Vermont has no shortage of good local bread — from the sliced sesame wheat loaves from Shelburne’s O Bread
, to the jalapeño-cheddar rolls from Burlington’s August First
, to the crusty baguettes from Middlesex’s Red Hen Baking Co.
With such a bounty nearby, I’ve never felt compelled to bake bread at home. But on a recent rainy, icy morning, when getting out of the house with a three-year-old seemed like an insurmountable task, my son, Theo, and I decided to give bread baking a whirl.
We used a recipe called “A Child’s First Bread” from a new cookbook, Sylvia’s Table
by Liz Neumark with Carole Lalli. After Neumark’s youngest daughter died just before her seventh birthday, the mom of three other children bought a farm and established the Sylvia Center
— a non-profit that teaches kids in New York City and the Hudson Valley how to make fresh, healthy food. Sylvia’s Table
isn’t a kids’ cookbook per se, but it includes many family-friendly recipes inspired by the Sylvia Center's work.
Theo and I got started by mixing together yeast, sugar, warm water and bread flour, then letting it sit for 10 minutes until it began to bubble. Theo had never encountered yeast before, so we watched a couple of YouTube videos about how the fungus does its job. Theo really understood — and wasn’t grossed out by — the concept that yeast is alive, a little organism that greedily eats up sugar and then burps out carbon dioxide, which creates the air bubbles that make bread fluffy.
Stage two required adding the remainder of the flour to the bubbly mixture we’d created, and then kneading the dough for about 10 minutes. I’m not sure Theo ever mastered the recommended kneading technique of pushing the dough away with the heel of the hand and turning it back over itself, but he sure did have fun manhandling the big lump of dough.
We covered the bowl of dough with a damp towel and put it aside to rise for an hour. We used the downtime to dramatize the yeast-fermentation process: I played the role of the yeast and chased Theo, playing the sugar, around the house, threatening to catch him and eat him. Then, inspired by the bubbles the yeast creates, we did some more kitchen chemistry, combining baking soda and vinegar in a container until it foamed over like a volcano onto the already-messy countertop. Finally, we made some honey butter, blending up a stick of butter with a quarter cup of honey in our KitchenAid mixer.
When the hour had passed, Theo was amazed to see that the dough had doubled in size, nearly overflowing from the bowl. He was equally enthralled with punching the dough until it deflated.
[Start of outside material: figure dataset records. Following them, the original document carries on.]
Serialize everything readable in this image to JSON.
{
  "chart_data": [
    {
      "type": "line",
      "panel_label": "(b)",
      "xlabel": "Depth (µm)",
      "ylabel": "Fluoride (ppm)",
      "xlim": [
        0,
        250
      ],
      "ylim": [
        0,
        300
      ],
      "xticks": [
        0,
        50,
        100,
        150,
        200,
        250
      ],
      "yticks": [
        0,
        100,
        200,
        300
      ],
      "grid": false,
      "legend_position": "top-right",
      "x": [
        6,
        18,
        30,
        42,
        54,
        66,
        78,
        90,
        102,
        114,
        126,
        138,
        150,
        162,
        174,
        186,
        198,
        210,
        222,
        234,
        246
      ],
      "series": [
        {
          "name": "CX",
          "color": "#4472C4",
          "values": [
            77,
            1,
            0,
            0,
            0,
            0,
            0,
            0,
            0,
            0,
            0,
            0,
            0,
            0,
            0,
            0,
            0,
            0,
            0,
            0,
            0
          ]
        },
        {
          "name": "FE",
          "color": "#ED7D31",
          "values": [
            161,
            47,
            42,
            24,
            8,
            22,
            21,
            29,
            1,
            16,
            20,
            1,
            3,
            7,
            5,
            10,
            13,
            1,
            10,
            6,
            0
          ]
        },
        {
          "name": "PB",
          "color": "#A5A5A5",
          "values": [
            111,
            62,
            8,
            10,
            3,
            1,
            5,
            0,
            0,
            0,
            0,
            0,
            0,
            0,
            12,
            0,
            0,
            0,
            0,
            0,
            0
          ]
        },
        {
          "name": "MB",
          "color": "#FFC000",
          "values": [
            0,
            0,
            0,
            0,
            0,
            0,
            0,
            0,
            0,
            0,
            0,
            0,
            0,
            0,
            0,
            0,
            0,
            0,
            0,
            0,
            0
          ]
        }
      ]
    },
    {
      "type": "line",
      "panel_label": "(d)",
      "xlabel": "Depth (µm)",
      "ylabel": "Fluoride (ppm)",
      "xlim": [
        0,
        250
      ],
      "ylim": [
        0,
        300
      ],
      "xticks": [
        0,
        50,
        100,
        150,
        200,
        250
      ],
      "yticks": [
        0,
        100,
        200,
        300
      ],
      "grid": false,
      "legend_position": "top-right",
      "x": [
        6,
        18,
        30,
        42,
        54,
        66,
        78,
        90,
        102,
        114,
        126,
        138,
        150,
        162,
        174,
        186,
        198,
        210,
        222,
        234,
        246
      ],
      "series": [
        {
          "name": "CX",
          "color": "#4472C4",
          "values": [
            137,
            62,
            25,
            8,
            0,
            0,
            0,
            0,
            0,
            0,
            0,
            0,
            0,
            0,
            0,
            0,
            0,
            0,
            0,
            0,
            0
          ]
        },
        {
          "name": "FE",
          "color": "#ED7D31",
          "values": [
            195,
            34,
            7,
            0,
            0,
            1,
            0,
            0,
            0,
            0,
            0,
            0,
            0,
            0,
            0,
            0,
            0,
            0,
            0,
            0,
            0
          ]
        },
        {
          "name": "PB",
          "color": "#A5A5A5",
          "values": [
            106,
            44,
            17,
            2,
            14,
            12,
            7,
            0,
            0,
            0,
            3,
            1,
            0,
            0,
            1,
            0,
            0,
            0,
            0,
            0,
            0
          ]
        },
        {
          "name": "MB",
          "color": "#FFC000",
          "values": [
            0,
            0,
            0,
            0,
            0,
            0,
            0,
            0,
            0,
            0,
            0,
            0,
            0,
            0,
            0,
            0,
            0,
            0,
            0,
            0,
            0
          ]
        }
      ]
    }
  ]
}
We divided the dough into two parts, kneaded each ball a bit more, then put them in two oiled loaf pans. Forty more minutes of rising time was followed by 30 minutes in the oven. We probably prolonged the cooking time a bit by opening the oven door several times just to get a few whiffs.
The two loaves that emerged were just as I'd hoped they would be, perfectly shaped and golden. It was hard to wait the suggested hour for them to cool, but we restrained ourselves. By lunchtime, we had warm slices slicked with honey butter to accompany leftover chili. They were crusty on the outside and soft and pillowy on the inside, a time-intensive but totally-worth-it treat.
A Child’s First Bread
Courtesy of Sylvia’s Table
1 package (1/4 ounce) active dry yeast
3 tablespoons sugar
2 ½ cups warm, not hot, water
6 ½ cups unbleached bread flour, plus more for kneading
1 tablespoon kosher salt
3 tablespoons melted butter, at room temperature
Canola or other neutral-flavored oil or cooking spray
Mix together the yeast, sugar and water in a large bowl. Add two cups of the flour, then stir in the salt and butter. Set the bowl in a warm spot for about 10 minutes, until the mixture is foaming.
Add the remaining flour, half a cup at a time, mixing well after each addition. When the dough begins to form a mass and pull away from the sides of the bowl, turn it out onto a lightly floured surface. Knead the dough until it is smooth and elastic, eight to 10 minutes.
Lightly coat a large bowl with oil. Place the dough in the bowl and turn to coat it lightly all over. Cover the bowl with a clean, damp cloth and set it in a warm, draft-free place until the dough is doubled in volume, about one hour.
Lightly oil two 9-by-5-inch loaf pans. Deflate the dough by punching it down with your fist, then turn it out onto a lightly floured surface. Knead the dough lightly again, just a few turns, and divide it into two equal pieces. Form each piece into a loaf the length and width of the pans and pinch the underside together to form a seam.
Fit the loaves into the pans, seam side down, and cover them with the damp cloth. Let the loaves rise until doubled in size, about 40 minutes.
Preheat the oven to 425 degrees.
When the loaves are ready, place them in the oven, lower the heat to 375 degrees, and bake for about 30 minutes, or until the tops are golden brown.
Turn the loaves out onto baking racks and let cool one hour.